Raising Emotionally Intelligent Kids…

Did you know that in the languages of Sweden, Norway and Finland, where they experience long snow-filled winters, there are as many as 180 snow and ice related words. That’s a lot of ways to talk about something we just call, well, snow and ice. Imagine how differently snow would appear to you if you had so many ways to describe it rather than just cold, wet and white!
 
Now think about how much richer your child’s emotional life would be if they could describe what they were feeling with more words than just happy, sad and mad.


The thing is, the labels that we apply to our emotions do more than just help us to communicate with others what is going on in our internal world. They also help us to understand how to process and cope with what is going on and assist us in directing our behavior appropriately.For example… If you are just “sad”, then you might have only two options… cry and/or wait it out. But if you differentiate sadness into loneliness, boredom, grief, tiredness, melancholy, nostalgia, heartbrokeness or disappointment, then you suddenly have a few more options. You can phone a friend to alleviate loneliness; you can hop onto Pinterest for some craft ideas if you’re bored; you can take a nap if you’re tired; or adjust your expectations if you’re disappointed.Our emotions are the language of the unconscious mind and are there to help us to live more authentic, fulfilled lives by directing our attention to things that need to be addressed, by changing our physiology for survival, and by drawing our attention to the things that bring us joy so that we can do more of them. The more in tune we are with these messages, the more likely we are to live a rich, meaningful existence.Think of this as a relationship between yourself and this other aspect of your mind. The relationship is going to be a fairly shallow one if you only know a few words of the other partner’s language!So the main key to helping children to develop emotional intelligence is to develop their emotional vocabulary.  Happy, sad and mad are fine when you’re three, but not when you’re 13 or 23 (or even 53!).  Get out that dictionary.

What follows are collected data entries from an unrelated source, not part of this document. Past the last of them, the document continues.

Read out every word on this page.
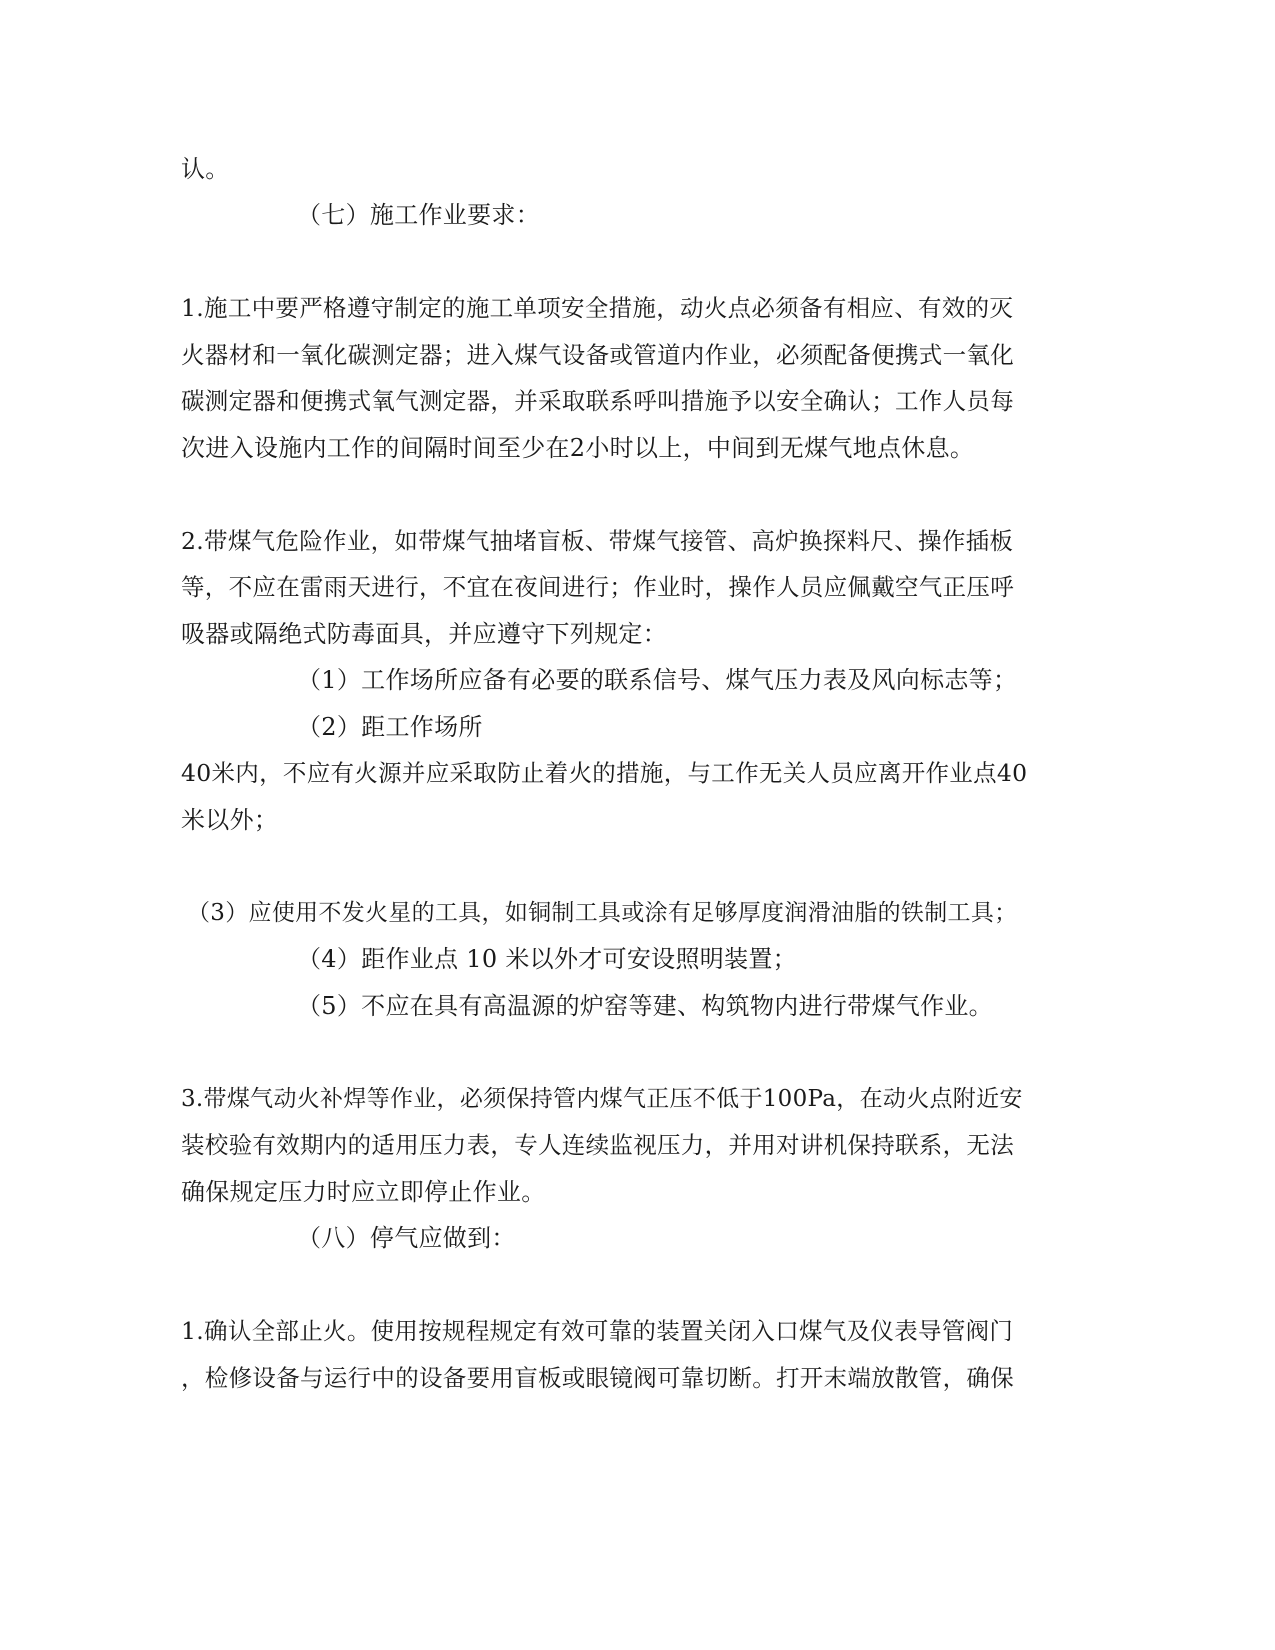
认。
（七）施工作业要求：
1.施工中要严格遵守制定的施工单项安全措施，动火点必须备有相应、有效的灭
火器材和一氧化碳测定器；进入煤气设备或管道内作业，必须配备便携式一氧化
碳测定器和便携式氧气测定器，并采取联系呼叫措施予以安全确认；工作人员每
次进入设施内工作的间隔时间至少在2小时以上，中间到无煤气地点休息。
2.带煤气危险作业，如带煤气抽堵盲板、带煤气接管、高炉换探料尺、操作插板
等，不应在雷雨天进行，不宜在夜间进行；作业时，操作人员应佩戴空气正压呼
吸器或隔绝式防毒面具，并应遵守下列规定：
（1）工作场所应备有必要的联系信号、煤气压力表及风向标志等；
（2）距工作场所
40米内，不应有火源并应采取防止着火的措施，与工作无关人员应离开作业点40
米以外；
（3）应使用不发火星的工具，如铜制工具或涂有足够厚度润滑油脂的铁制工具；
（4）距作业点 10 米以外才可安设照明装置；
（5）不应在具有高温源的炉窑等建、构筑物内进行带煤气作业。
3.带煤气动火补焊等作业，必须保持管内煤气正压不低于100Pa，在动火点附近安
装校验有效期内的适用压力表，专人连续监视压力，并用对讲机保持联系，无法
确保规定压力时应立即停止作业。
（八）停气应做到：
1.确认全部止火。使用按规程规定有效可靠的装置关闭入口煤气及仪表导管阀门
，检修设备与运行中的设备要用盲板或眼镜阀可靠切断。打开末端放散管，确保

  • Start by making a long list of all the feeling words you can find. Keep adding to this as you discover more.
  • Turn these into a daily emotional tracking chart that the whole family can use.
  • Play emotional charades by placing all your newly learned words into a hat and each family member picking one and acting it out to see if the others can guess the feeling.
  • Load a thesaurus onto your phone and every time you want to describe how you feel find another 5 ways of saying that which would more accurately describe your state.
  • Read to your kids and discuss how the characters are feeling.
  • Engage your children in emotional discussions. Really really listen to what they are saying and see if you can find the perfect word to sum it all up.
  • Consider making up your own words if the perfect word doesn’t exist yet. Adding “hangry” to our vocabularies to describe the irritation that comes when you haven’t eaten enough has helped us to take the right action in the situation (i.e. instead of punishing the child that is lashing out, we give them a snack!).

Language helps us to process our world, to interact with others and to express our needs and desires.
Emotional language assists us in understanding ourselves, having empathy for others, directing our behavior appropriately, and managing our internal state.

Transform snow into a damp, piercing and ghostly environment where you are engulfed by its icy transparency… and transform your child’s emotional world into as colourful a landscape. Emotionally intelligent kids need a vocabulary that is rich enough to express the depth of their internal world.